Combining two or more active “natural” products in a pharmaceutical formulation ought to also be considered patentable subject matter. However, inventors should consider whether the compounds interact naturally or work together in the body.

Second, with respect to diagnostics, inventors should consider employing novel biomolecules in diagnostic methods. For example, novel materials (e.g., antibodies) could be used in the diagnostic method to impart stronger patent protection and perhaps more predictable results.

Diagnostic methods related to personalized medicine may be considered patentable subject matter, especially if combinations of parameters are used in a new way—for example, combining a test for a biomarker in the blood with a screen for a particular genotype.

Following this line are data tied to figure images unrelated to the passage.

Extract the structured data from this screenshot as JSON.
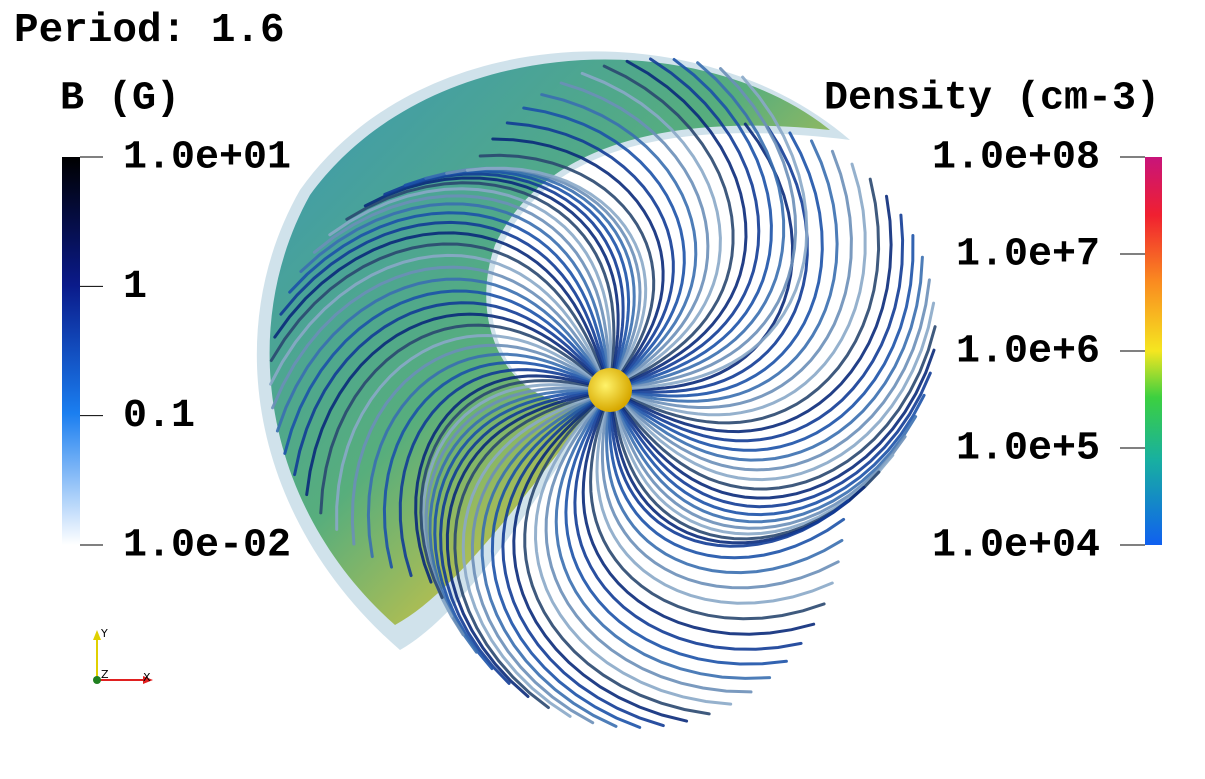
{
  "title": "Period: 1.6",
  "colorbars": [
    {
      "title": "B (G)",
      "tick_labels": [
        "1.0e+01",
        "1",
        "0.1",
        "1.0e-02"
      ]
    },
    {
      "title": "Density (cm-3)",
      "tick_labels": [
        "1.0e+08",
        "1.0e+7",
        "1.0e+6",
        "1.0e+5",
        "1.0e+04"
      ]
    }
  ],
  "axes_triad": {
    "labels": [
      "Y",
      "Z",
      "X"
    ]
  }
}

In each case, inventors and companies should seriously consider using trade secret protection where appropriate. This may be appropriate where particular methodologies are not easily detected by competitors and where the risk of rejection of the invention for lack of patentable subject matter is high. Trade secret law was recently strengthened through U.S. Congressional passage of the Defend Trade Secrets Act of 2016.

Despite a sea of changes, patent protection in biotech is still a valuable tool in developing your biotechnology business strategy. Modifying “products of nature” improves the chances of obtaining valuable patent protection, and may improve efficacy and bioavailability and reduce toxicity of the product. Modified drugs and biologics may also carve out a niche in a crowded market space or help identify new uses for old drugs. Understanding the changes in the law is critical to developing and implementing patent and intellectual property strategies in a rapidly changing market.